|
Bu mu gazetecilik? Ah Ali Bulaç ah!

'Bu mu gazetecilik' başlığı 'Zaman' gazetesine ait… Ne zaman mı atılmış? Oda Tv’ye yönelik operasyondan sonra… Oda Tv olayında gözaltına alınanların gazetecilik faaliyetlerinden dolayı içeri alınmadığını, açıklanamayacak bazı belgeler dolayısıyla gözaltına alındıklarını beyan eden haberler eşliğinde…

Çok can yaktınız...

Pek çok masum insanı sırf önünüzde engel olarak gördüğünüz için hapse tıktınız… Hapse tıkmak belki de en hafif cezalandırmaydı… Haysiyet cellatlığı yaptınız… İtibar suikastleri yaptınız… Bizzat Bursa’dan tanıdığım çok değerli bir dostum sırf okul açtı diye bizzat arayıp tehditler savurdunuz.

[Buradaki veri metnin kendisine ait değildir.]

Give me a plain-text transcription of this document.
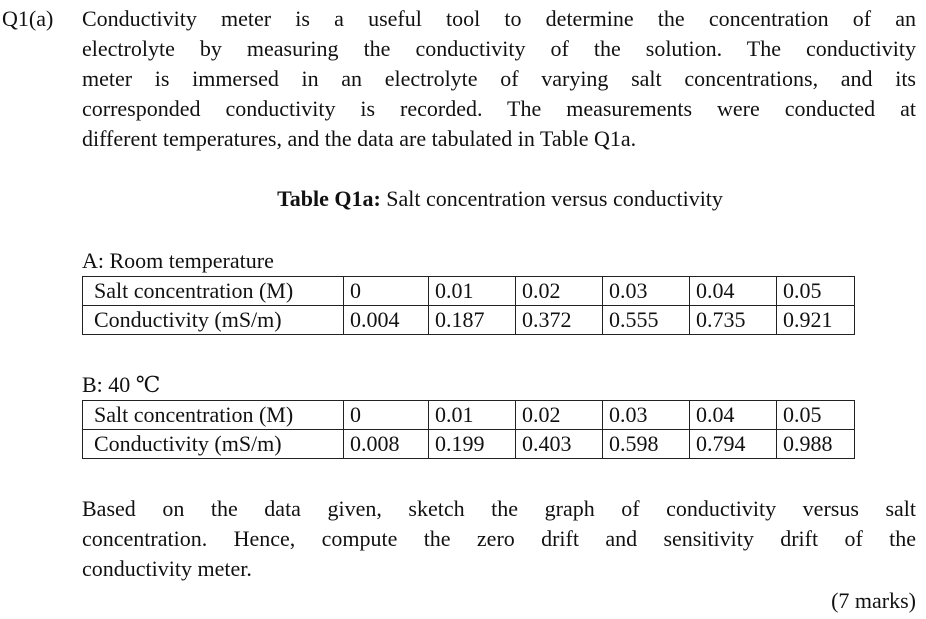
Q1(a) Conductivity meter is a useful tool to determine the concentration of an
electrolyte by measuring the conductivity of the solution. The conductivity
meter is immersed in an electrolyte of varying salt concentrations, and its
corresponded conductivity is recorded. The measurements were conducted at
different temperatures, and the data are tabulated in Table Q1a.
Table Q1a: Salt concentration versus conductivity
A: Room temperature
Salt concentration (M)	0	0.01	0.02	0.03	0.04	0.05
Conductivity (mS/m)	0.004	0.187	0.372	0.555	0.735	0.921
B: 40 ℃
Salt concentration (M)	0	0.01	0.02	0.03	0.04	0.05
Conductivity (mS/m)	0.008	0.199	0.403	0.598	0.794	0.988
Based on the data given, sketch the graph of conductivity versus salt
concentration. Hence, compute the zero drift and sensitivity drift of the
conductivity meter.
(7 marks)
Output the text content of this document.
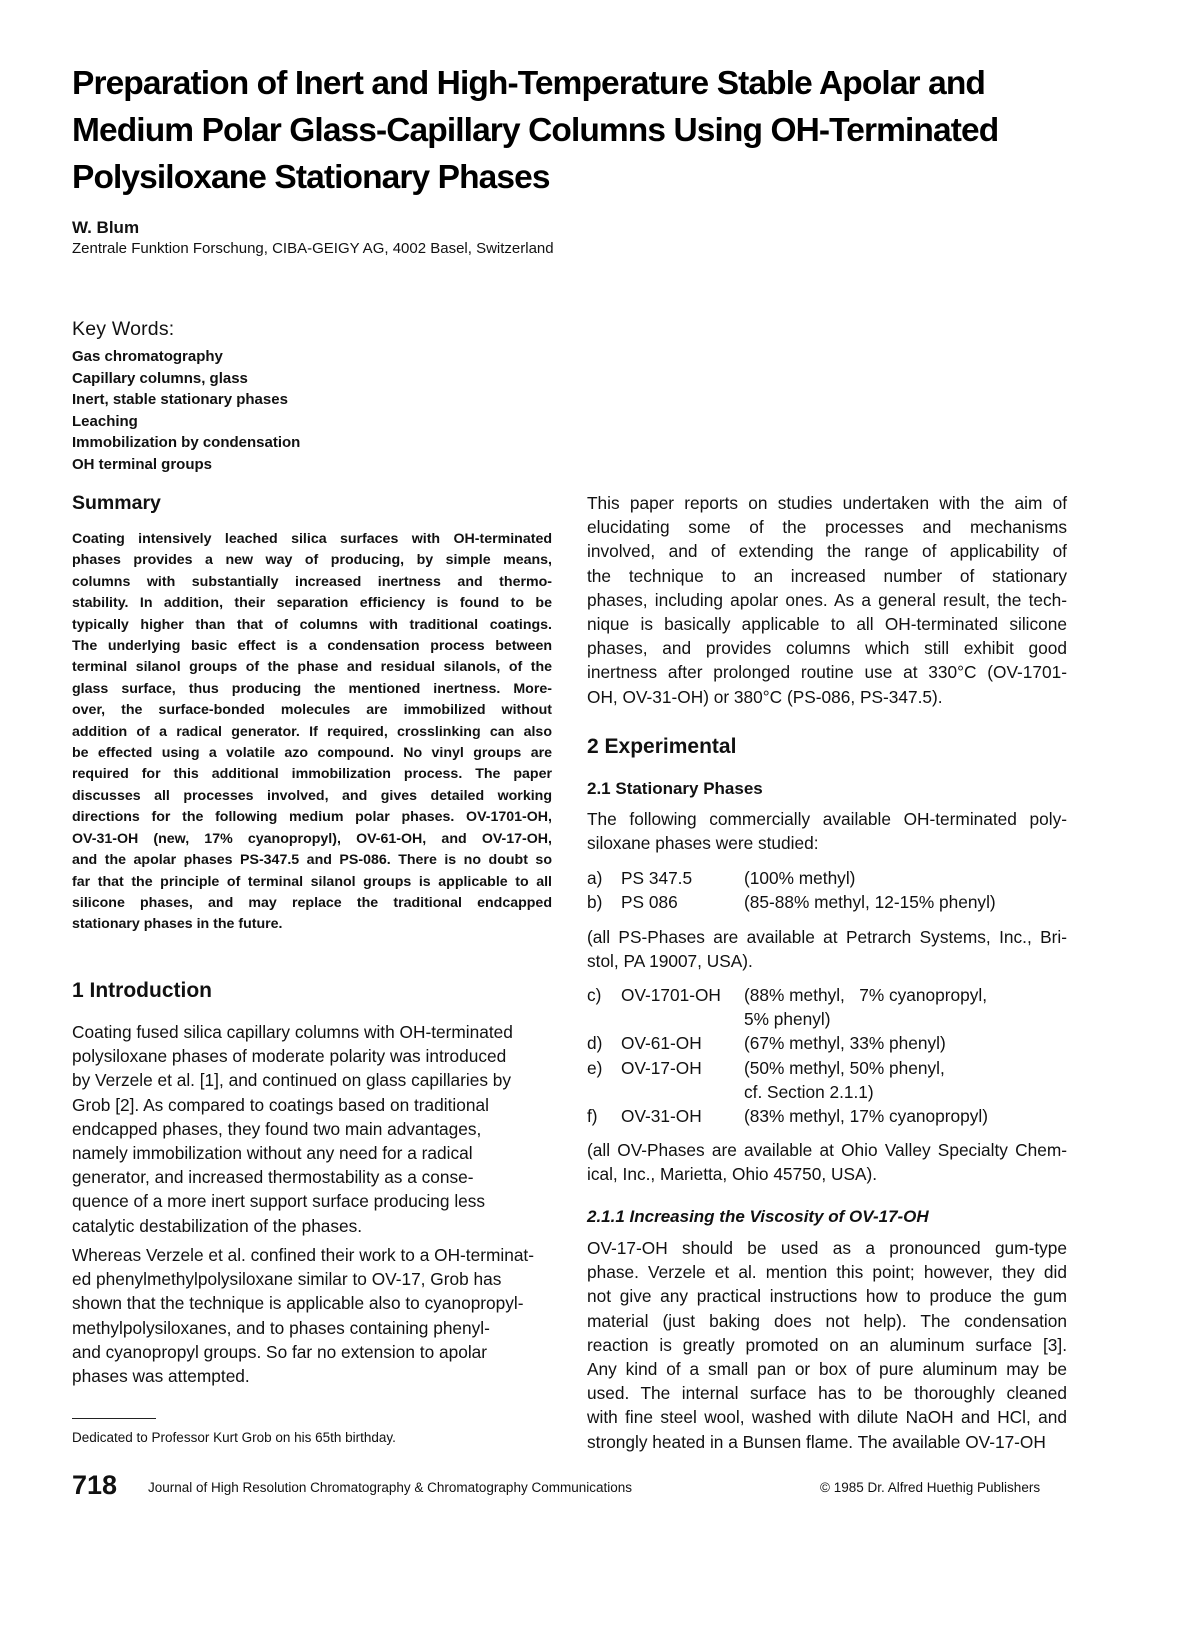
Preparation of Inert and High-Temperature Stable Apolar and
Medium Polar Glass-Capillary Columns Using OH-Terminated
Polysiloxane Stationary Phases
W. Blum
Zentrale Funktion Forschung, CIBA-GEIGY AG, 4002 Basel, Switzerland
Key Words:
Gas chromatography
Capillary columns, glass
Inert, stable stationary phases
Leaching
Immobilization by condensation
OH terminal groups
Summary
Coating intensively leached silica surfaces with OH-terminated
phases provides a new way of producing, by simple means,
columns with substantially increased inertness and thermo-
stability. In addition, their separation efficiency is found to be
typically higher than that of columns with traditional coatings.
The underlying basic effect is a condensation process between
terminal silanol groups of the phase and residual silanols, of the
glass surface, thus producing the mentioned inertness. More-
over, the surface-bonded molecules are immobilized without
addition of a radical generator. If required, crosslinking can also
be effected using a volatile azo compound. No vinyl groups are
required for this additional immobilization process. The paper
discusses all processes involved, and gives detailed working
directions for the following medium polar phases. OV-1701-OH,
OV-31-OH (new, 17% cyanopropyl), OV-61-OH, and OV-17-OH,
and the apolar phases PS-347.5 and PS-086. There is no doubt so
far that the principle of terminal silanol groups is applicable to all
silicone phases, and may replace the traditional endcapped
stationary phases in the future.
1 Introduction
Coating fused silica capillary columns with OH-terminated
polysiloxane phases of moderate polarity was introduced
by Verzele et al. [1], and continued on glass capillaries by
Grob [2]. As compared to coatings based on traditional
endcapped phases, they found two main advantages,
namely immobilization without any need for a radical
generator, and increased thermostability as a conse-
quence of a more inert support surface producing less
catalytic destabilization of the phases.
Whereas Verzele et al. confined their work to a OH-terminat-
ed phenylmethylpolysiloxane similar to OV-17, Grob has
shown that the technique is applicable also to cyanopropyl-
methylpolysiloxanes, and to phases containing phenyl-
and cyanopropyl groups. So far no extension to apolar
phases was attempted.
Dedicated to Professor Kurt Grob on his 65th birthday.
This paper reports on studies undertaken with the aim of
elucidating some of the processes and mechanisms
involved, and of extending the range of applicability of
the technique to an increased number of stationary
phases, including apolar ones. As a general result, the tech-
nique is basically applicable to all OH-terminated silicone
phases, and provides columns which still exhibit good
inertness after prolonged routine use at 330°C (OV-1701-
OH, OV-31-OH) or 380°C (PS-086, PS-347.5).
2 Experimental
2.1 Stationary Phases
The following commercially available OH-terminated poly-
siloxane phases were studied:
a)	PS 347.5	(100% methyl)
b)	PS 086	(85-88% methyl, 12-15% phenyl)
(all PS-Phases are available at Petrarch Systems, Inc., Bri-
stol, PA 19007, USA).
c)	OV-1701-OH	(88% methyl,   7% cyanopropyl,
5% phenyl)
d)	OV-61-OH	(67% methyl, 33% phenyl)
e)	OV-17-OH	(50% methyl, 50% phenyl,
cf. Section 2.1.1)
f)	OV-31-OH	(83% methyl, 17% cyanopropyl)
(all OV-Phases are available at Ohio Valley Specialty Chem-
ical, Inc., Marietta, Ohio 45750, USA).
2.1.1 Increasing the Viscosity of OV-17-OH
OV-17-OH should be used as a pronounced gum-type
phase. Verzele et al. mention this point; however, they did
not give any practical instructions how to produce the gum
material (just baking does not help). The condensation
reaction is greatly promoted on an aluminum surface [3].
Any kind of a small pan or box of pure aluminum may be
used. The internal surface has to be thoroughly cleaned
with fine steel wool, washed with dilute NaOH and HCl, and
strongly heated in a Bunsen flame. The available OV-17-OH
718 Journal of High Resolution Chromatography & Chromatography Communications	© 1985 Dr. Alfred Huethig Publishers
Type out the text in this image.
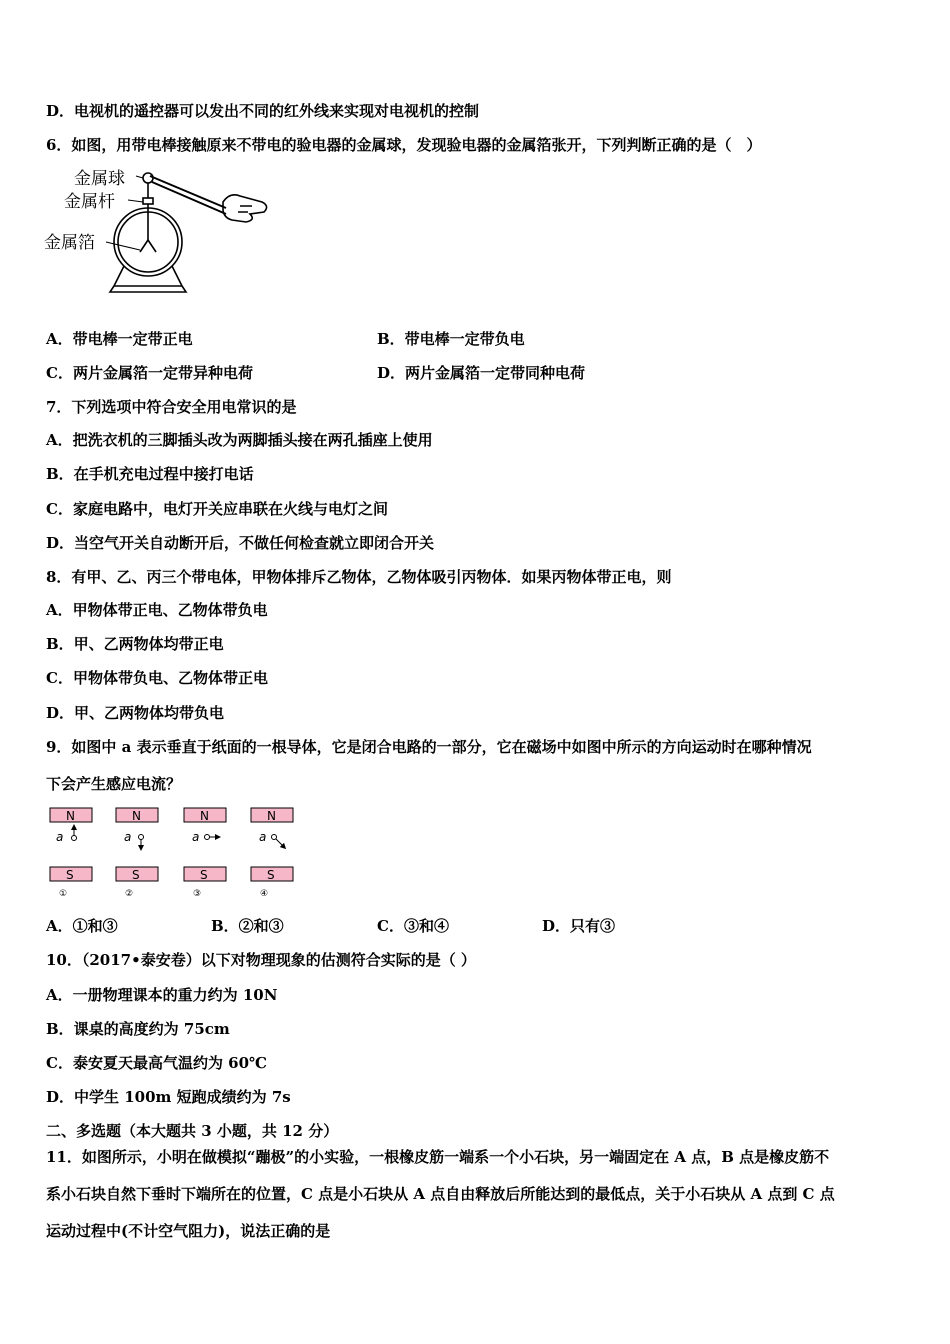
D．电视机的遥控器可以发出不同的红外线来实现对电视机的控制
6．如图，用带电棒接触原来不带电的验电器的金属球，发现验电器的金属箔张开，下列判断正确的是（　）
金属球
金属杆
金属箔
A．带电棒一定带正电	B．带电棒一定带负电
C．两片金属箔一定带异种电荷	D．两片金属箔一定带同种电荷
7．下列选项中符合安全用电常识的是
A．把洗衣机的三脚插头改为两脚插头接在两孔插座上使用
B．在手机充电过程中接打电话
C．家庭电路中，电灯开关应串联在火线与电灯之间
D．当空气开关自动断开后，不做任何检查就立即闭合开关
8．有甲、乙、丙三个带电体，甲物体排斥乙物体，乙物体吸引丙物体．如果丙物体带正电，则
A．甲物体带正电、乙物体带负电
B．甲、乙两物体均带正电
C．甲物体带负电、乙物体带正电
D．甲、乙两物体均带负电
9．如图中 a 表示垂直于纸面的一根导体，它是闭合电路的一部分，它在磁场中如图中所示的方向运动时在哪种情况
下会产生感应电流？
N
a
S
①
N
a
S
②
N
a
S
③
N
a
S
④
A．①和③	B．②和③	C．③和④	D．只有③
10．（2017•泰安卷）以下对物理现象的估测符合实际的是（ ）
A．一册物理课本的重力约为 10N
B．课桌的高度约为 75cm
C．泰安夏天最高气温约为 60℃
D．中学生 100m 短跑成绩约为 7s
二、多选题（本大题共 3 小题，共 12 分）
11．如图所示，小明在做模拟“蹦极”的小实验，一根橡皮筋一端系一个小石块，另一端固定在 A 点，B 点是橡皮筋不
系小石块自然下垂时下端所在的位置，C 点是小石块从 A 点自由释放后所能达到的最低点，关于小石块从 A 点到 C 点
运动过程中(不计空气阻力)，说法正确的是
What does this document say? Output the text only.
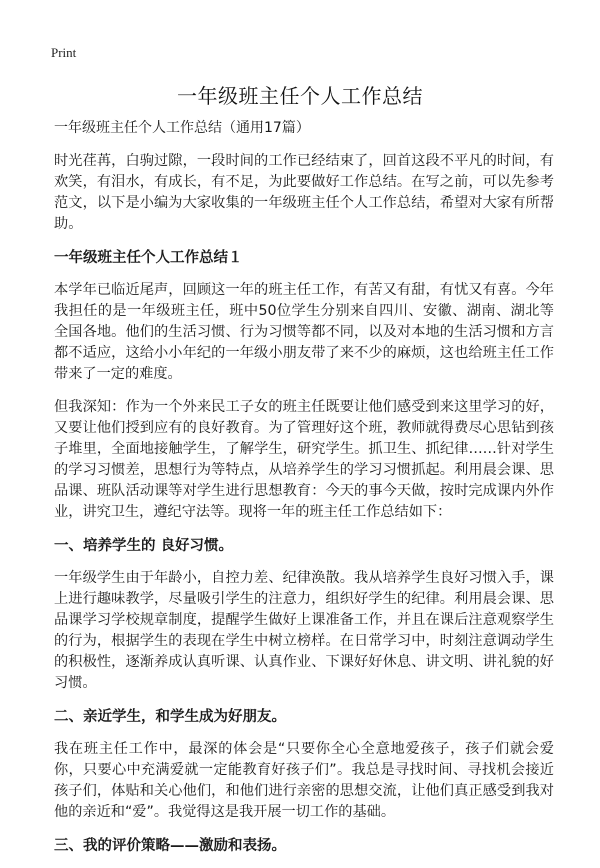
Print
一年级班主任个人工作总结

一年级班主任个人工作总结（通用17篇）

时光荏苒，白驹过隙，一段时间的工作已经结束了，回首这段不平凡的时间，有欢笑，有泪水，有成长，有不足，为此要做好工作总结。在写之前，可以先参考范文，以下是小编为大家收集的一年级班主任个人工作总结，希望对大家有所帮助。

一年级班主任个人工作总结１

本学年已临近尾声，回顾这一年的班主任工作，有苦又有甜，有忧又有喜。今年我担任的是一年级班主任，班中50位学生分别来自四川、安徽、湖南、湖北等全国各地。他们的生活习惯、行为习惯等都不同，以及对本地的生活习惯和方言都不适应，这给小小年纪的一年级小朋友带了来不少的麻烦，这也给班主任工作带来了一定的难度。

但我深知：作为一个外来民工子女的班主任既要让他们感受到来这里学习的好，又要让他们授到应有的良好教育。为了管理好这个班，教师就得费尽心思钻到孩子堆里，全面地接触学生，了解学生，研究学生。抓卫生、抓纪律……针对学生的学习习惯差，思想行为等特点，从培养学生的学习习惯抓起。利用晨会课、思品课、班队活动课等对学生进行思想教育：今天的事今天做，按时完成课内外作业，讲究卫生，遵纪守法等。现将一年的班主任工作总结如下：

一、培养学生的 良好习惯。

一年级学生由于年龄小，自控力差、纪律涣散。我从培养学生良好习惯入手，课上进行趣味教学，尽量吸引学生的注意力，组织好学生的纪律。利用晨会课、思品课学习学校规章制度，提醒学生做好上课准备工作，并且在课后注意观察学生的行为，根据学生的表现在学生中树立榜样。在日常学习中，时刻注意调动学生的积极性，逐渐养成认真听课、认真作业、下课好好休息、讲文明、讲礼貌的好习惯。

二、亲近学生，和学生成为好朋友。

我在班主任工作中，最深的体会是“只要你全心全意地爱孩子，孩子们就会爱你，只要心中充满爱就一定能教育好孩子们”。我总是寻找时间、寻找机会接近孩子们，体贴和关心他们，和他们进行亲密的思想交流，让他们真正感受到我对他的亲近和“爱”。我觉得这是我开展一切工作的基础。

三、我的评价策略——激励和表扬。
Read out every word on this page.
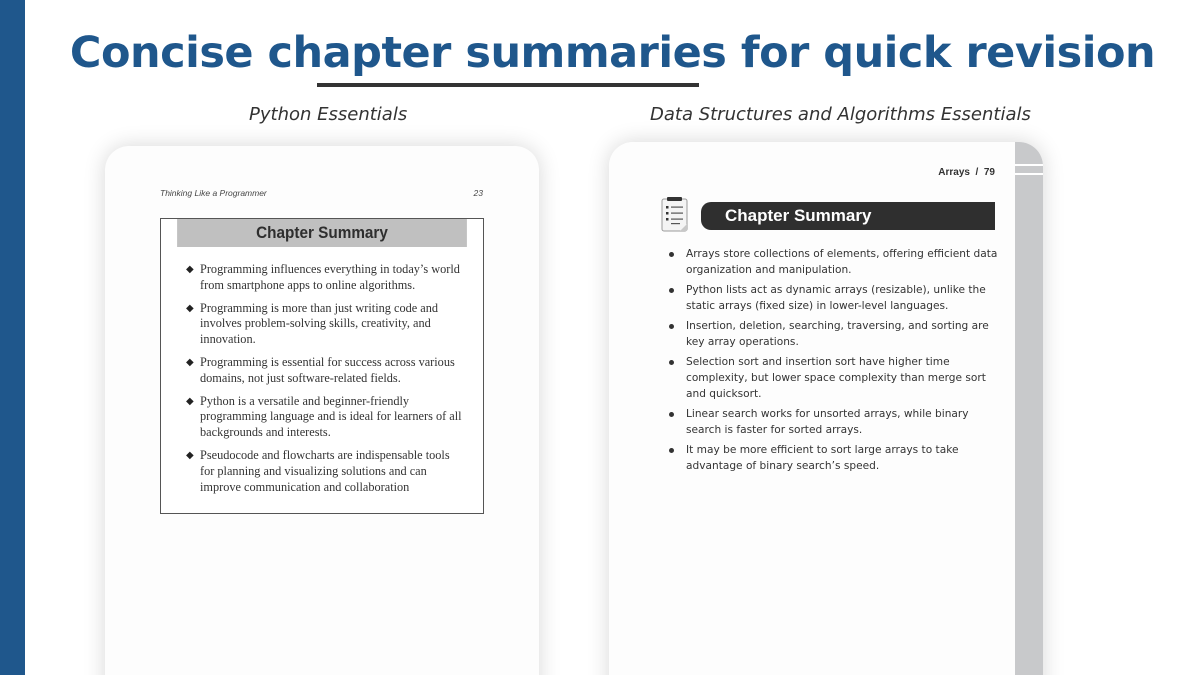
Concise chapter summaries for quick revision
Python Essentials	Data Structures and Algorithms Essentials
Thinking Like a Programmer	23
Chapter Summary
◆ Programming influences everything in today’s world from smartphone apps to online algorithms.
◆ Programming is more than just writing code and involves problem-solving skills, creativity, and innovation.
◆ Programming is essential for success across various domains, not just software-related fields.
◆ Python is a versatile and beginner-friendly programming language and is ideal for learners of all backgrounds and interests.
◆ Pseudocode and flowcharts are indispensable tools for planning and visualizing solutions and can improve communication and collaboration
Arrays  /  79
Chapter Summary
Arrays store collections of elements, offering efficient data organization and manipulation.
Python lists act as dynamic arrays (resizable), unlike the static arrays (fixed size) in lower-level languages.
Insertion, deletion, searching, traversing, and sorting are key array operations.
Selection sort and insertion sort have higher time complexity, but lower space complexity than merge sort and quicksort.
Linear search works for unsorted arrays, while binary search is faster for sorted arrays.
It may be more efficient to sort large arrays to take advantage of binary search’s speed.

“Sen nasıl olursun da bize karşı okul açarsın. Bursa’yı terket git, yoksa....” diye başlayan tehditleri bizzat savuran siz değil miydiniz?

İsim isteyeceğinizi varsaydığım için veriyorum işte: Sizin adınıza arayan kişinin adı üst düzey yöneticilerinizden/ağabeylerinizden Halit Esendir’dir. Tehdit edilen dostum da Gıyasettin Bingöl’dür.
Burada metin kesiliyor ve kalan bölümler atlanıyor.